The authors note that those with longest current ownership, and in the lowest percentile, have less equity than newer owners. These are likely borrowers who purchased at the peak of home price growth before the Great Recession and have yet to gain equity. CoreLogic, using a different definition of negative equity, puts the number of underwater homeowners at 1.5 million (2.8 percent). Among borrowers in forbearance, 2.9 percent are still in negative equity, about 58,000 loans.
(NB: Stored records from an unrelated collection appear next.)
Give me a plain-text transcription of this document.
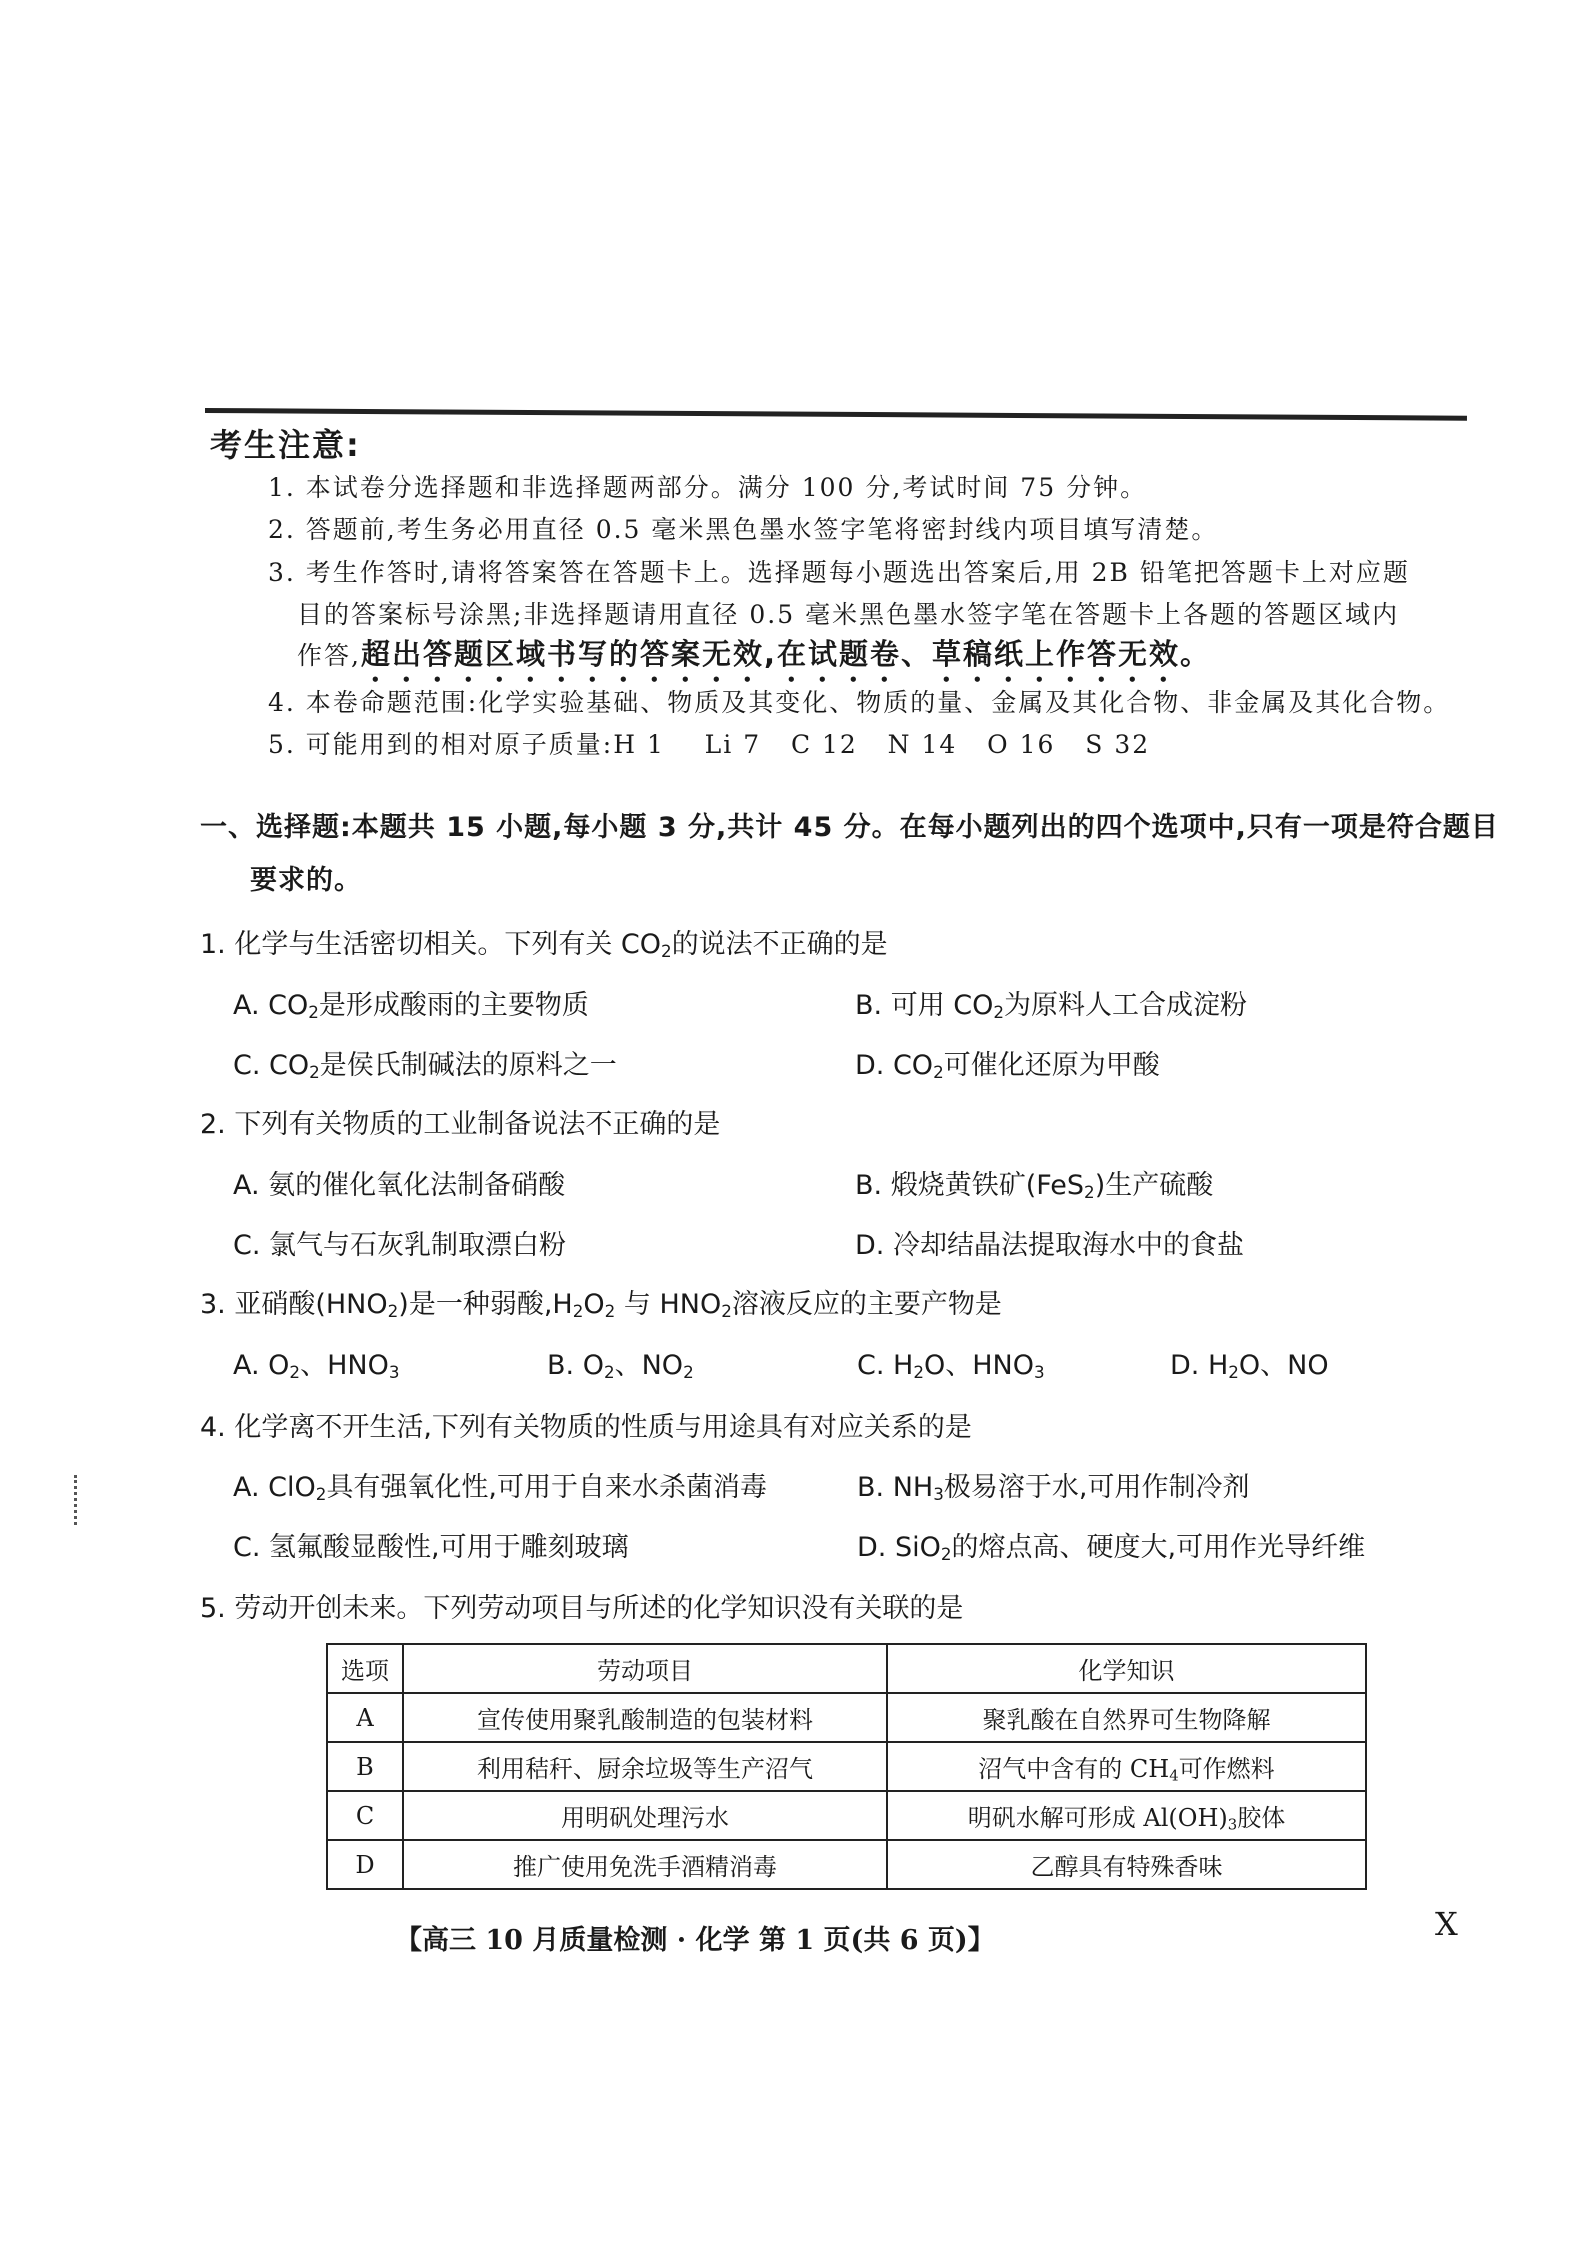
考生注意:
1. 本试卷分选择题和非选择题两部分。满分 100 分,考试时间 75 分钟。
2. 答题前,考生务必用直径 0.5 毫米黑色墨水签字笔将密封线内项目填写清楚。
3. 考生作答时,请将答案答在答题卡上。选择题每小题选出答案后,用 2B 铅笔把答题卡上对应题
目的答案标号涂黑;非选择题请用直径 0.5 毫米黑色墨水签字笔在答题卡上各题的答题区域内
作答,超出答题区域书写的答案无效,在试题卷、草稿纸上作答无效。
4. 本卷命题范围:化学实验基础、物质及其变化、物质的量、金属及其化合物、非金属及其化合物。
5. 可能用到的相对原子质量:H 1    Li 7   C 12   N 14   O 16   S 32
一、选择题:本题共 15 小题,每小题 3 分,共计 45 分。在每小题列出的四个选项中,只有一项是符合题目
要求的。
1. 化学与生活密切相关。下列有关 $CO_2$的说法不正确的是
A. $CO_2$是形成酸雨的主要物质	B. 可用 $CO_2$为原料人工合成淀粉
C. $CO_2$是侯氏制碱法的原料之一	D. $CO_2$可催化还原为甲酸
2. 下列有关物质的工业制备说法不正确的是
A. 氨的催化氧化法制备硝酸	B. 煅烧黄铁矿(FeS$_2$)生产硫酸
C. 氯气与石灰乳制取漂白粉	D. 冷却结晶法提取海水中的食盐
3. 亚硝酸$(HNO_2)$是一种弱酸$,H_2O_2$ 与 $HNO_2$溶液反应的主要产物是
A. $O_2$、$HNO_3$	B. $O_2$、$NO_2$	C. $H_2O$、$HNO_3$	D. $H_2O$、NO
4. 化学离不开生活,下列有关物质的性质与用途具有对应关系的是
A. ClO$_2$具有强氧化性,可用于自来水杀菌消毒	B. $NH_3$极易溶于水,可用作制冷剂
C. 氢氟酸显酸性,可用于雕刻玻璃	D. SiO$_2$的熔点高、硬度大,可用作光导纤维
5. 劳动开创未来。下列劳动项目与所述的化学知识没有关联的是
选项	劳动项目	化学知识
A	宣传使用聚乳酸制造的包装材料	聚乳酸在自然界可生物降解
B	利用秸秆、厨余垃圾等生产沼气	沼气中含有的 $CH_4$可作燃料
C	用明矾处理污水	明矾水解可形成 $Al(OH)_3$胶体
D	推广使用免洗手酒精消毒	乙醇具有特殊香味
【高三 10 月质量检测 · 化学 第 1 页(共 6 页)】	X
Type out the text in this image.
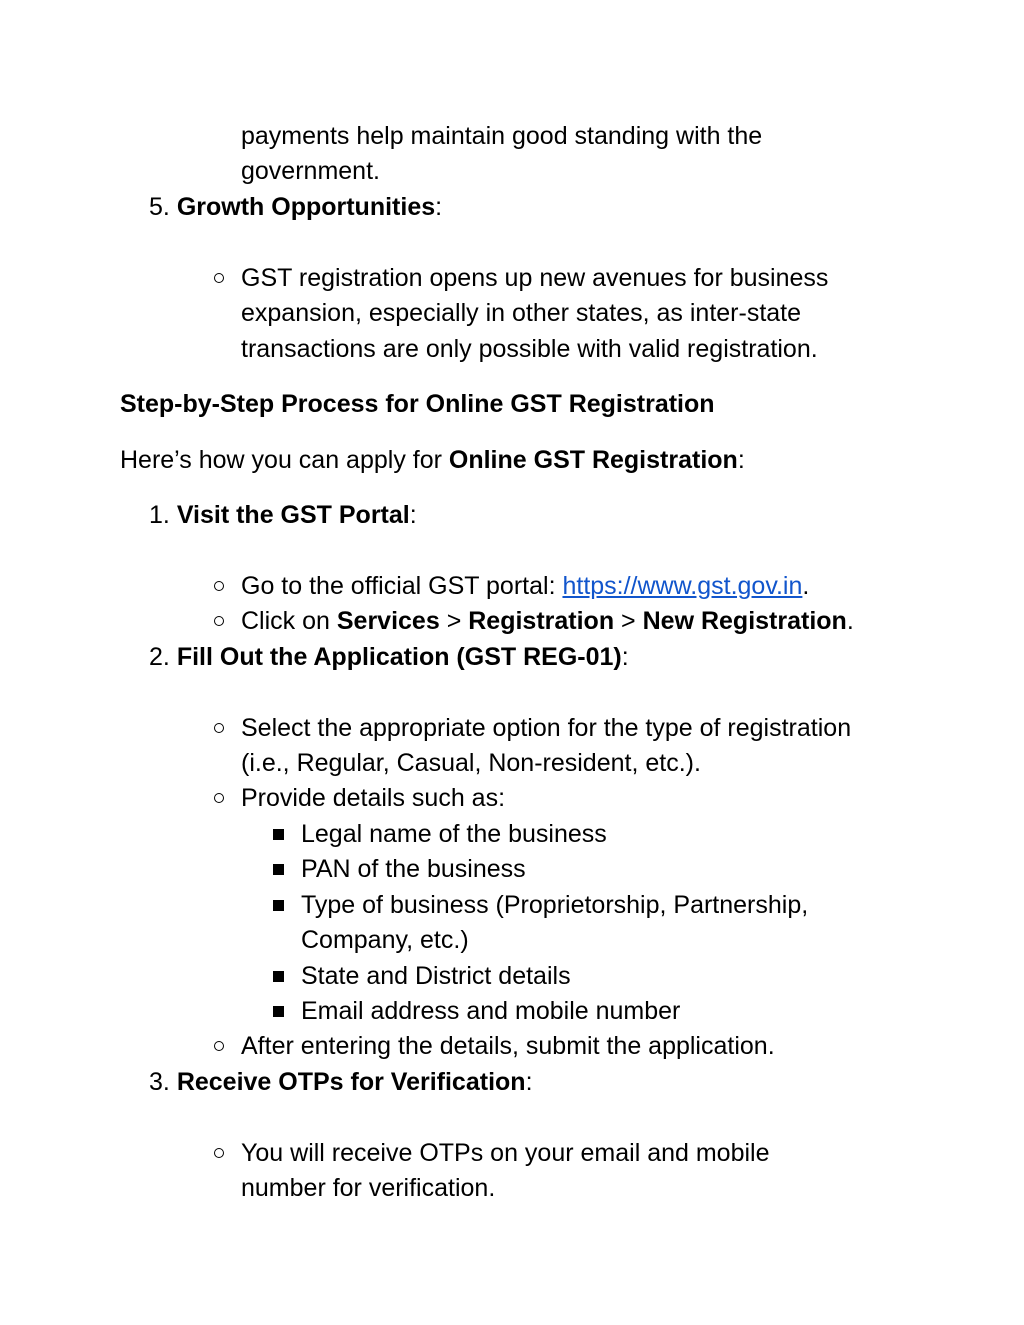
payments help maintain good standing with the
government.
5. Growth Opportunities:
GST registration opens up new avenues for business
expansion, especially in other states, as inter-state
transactions are only possible with valid registration.
Step-by-Step Process for Online GST Registration
Here’s how you can apply for Online GST Registration:
1. Visit the GST Portal:
Go to the official GST portal: https://www.gst.gov.in.
Click on Services > Registration > New Registration.
2. Fill Out the Application (GST REG-01):
Select the appropriate option for the type of registration
(i.e., Regular, Casual, Non-resident, etc.).
Provide details such as:
Legal name of the business
PAN of the business
Type of business (Proprietorship, Partnership,
Company, etc.)
State and District details
Email address and mobile number
After entering the details, submit the application.
3. Receive OTPs for Verification:
You will receive OTPs on your email and mobile
number for verification.
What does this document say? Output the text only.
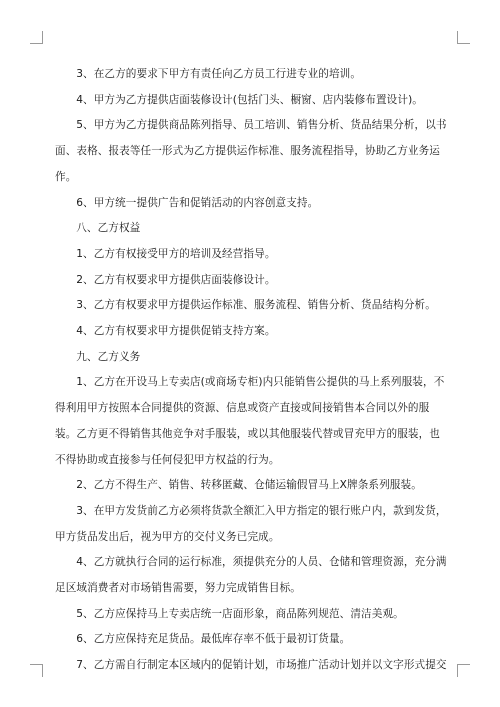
3、在乙方的要求下甲方有责任向乙方员工行进专业的培训。

4、甲方为乙方提供店面装修设计(包括门头、橱窗、店内装修布置设计)。

5、甲方为乙方提供商品陈列指导、员工培训、销售分析、货品结果分析，以书面、表格、报表等任一形式为乙方提供运作标准、服务流程指导，协助乙方业务运作。

6、甲方统一提供广告和促销活动的内容创意支持。

八、乙方权益

1、乙方有权接受甲方的培训及经营指导。

2、乙方有权要求甲方提供店面装修设计。

3、乙方有权要求甲方提供运作标准、服务流程、销售分析、货品结构分析。

4、乙方有权要求甲方提供促销支持方案。

九、乙方义务

1、乙方在开设马上专卖店(或商场专柜)内只能销售公提供的马上系列服装，不得利用甲方按照本合同提供的资源、信息或资产直接或间接销售本合同以外的服装。乙方更不得销售其他竞争对手服装，或以其他服装代替或冒充甲方的服装，也不得协助或直接参与任何侵犯甲方权益的行为。

2、乙方不得生产、销售、转移匿藏、仓储运输假冒马上X牌条系列服装。

3、在甲方发货前乙方必须将货款全额汇入甲方指定的银行账户内，款到发货，甲方货品发出后，视为甲方的交付义务已完成。

4、乙方就执行合同的运行标准，须提供充分的人员、仓储和管理资源，充分满足区域消费者对市场销售需要，努力完成销售目标。

5、乙方应保持马上专卖店统一店面形象，商品陈列规范、清洁美观。

6、乙方应保持充足货品。最低库存率不低于最初订货量。

7、乙方需自行制定本区域内的促销计划，市场推广活动计划并以文字形式提交
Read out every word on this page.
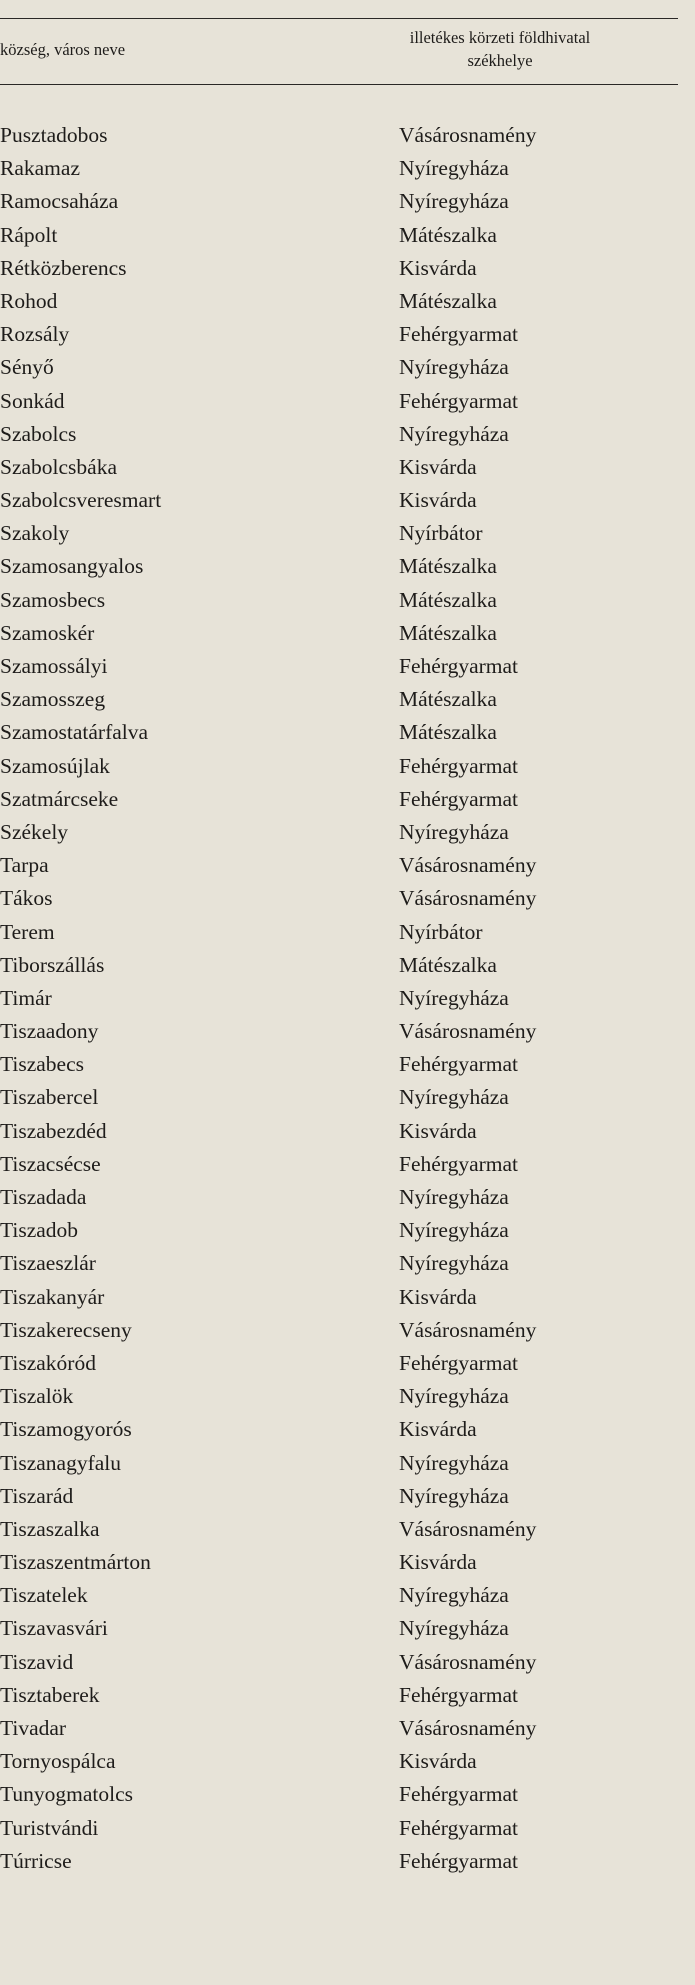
község, város neve
illetékes körzeti földhivatal
székhelye
Pusztadobos	Vásárosnamény
Rakamaz	Nyíregyháza
Ramocsaháza	Nyíregyháza
Rápolt	Mátészalka
Rétközberencs	Kisvárda
Rohod	Mátészalka
Rozsály	Fehérgyarmat
Sényő	Nyíregyháza
Sonkád	Fehérgyarmat
Szabolcs	Nyíregyháza
Szabolcsbáka	Kisvárda
Szabolcsveresmart	Kisvárda
Szakoly	Nyírbátor
Szamosangyalos	Mátészalka
Szamosbecs	Mátészalka
Szamoskér	Mátészalka
Szamossályi	Fehérgyarmat
Szamosszeg	Mátészalka
Szamostatárfalva	Mátészalka
Szamosújlak	Fehérgyarmat
Szatmárcseke	Fehérgyarmat
Székely	Nyíregyháza
Tarpa	Vásárosnamény
Tákos	Vásárosnamény
Terem	Nyírbátor
Tiborszállás	Mátészalka
Timár	Nyíregyháza
Tiszaadony	Vásárosnamény
Tiszabecs	Fehérgyarmat
Tiszabercel	Nyíregyháza
Tiszabezdéd	Kisvárda
Tiszacsécse	Fehérgyarmat
Tiszadada	Nyíregyháza
Tiszadob	Nyíregyháza
Tiszaeszlár	Nyíregyháza
Tiszakanyár	Kisvárda
Tiszakerecseny	Vásárosnamény
Tiszakóród	Fehérgyarmat
Tiszalök	Nyíregyháza
Tiszamogyorós	Kisvárda
Tiszanagyfalu	Nyíregyháza
Tiszarád	Nyíregyháza
Tiszaszalka	Vásárosnamény
Tiszaszentmárton	Kisvárda
Tiszatelek	Nyíregyháza
Tiszavasvári	Nyíregyháza
Tiszavid	Vásárosnamény
Tisztaberek	Fehérgyarmat
Tivadar	Vásárosnamény
Tornyospálca	Kisvárda
Tunyogmatolcs	Fehérgyarmat
Turistvándi	Fehérgyarmat
Túrricse	Fehérgyarmat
Even borrowers with the least amount of equity would still have about $3,000 left after paying off the missed payments while those in the 25th or higher range of the distribution would have notable financial buffers. Lastly, when the costs of selling a home - which are approximated at about 10 percent of the home price - are taken into consideration, a separate CoreLogic analysis showed that 4 percent of borrowers with a mortgage nationally have less than 10 percent in home equity.

While the COVID-19 pandemic has wreaked havoc on many lives, the housing market conditions which followed drove acceleration in home prices and ensured existing homeowners a notable boost in their home equity; an average increase of $26,000 in 2020 and a total average equity of over $200,000 at the end of last year.

The authors conclude that the accumulation of equity is critically important as homeowners decide on their post-forbearance options. "Still, as our analysis has shown, most homeowners in forbearance will be able to tap into their equity and sell their home rather than lose it through a foreclosure. In the end, the wave of foreclosures resembling that of the 2008-2013 period seem to be an unlikely outcome of the COVID-19 pandemic recession" they say.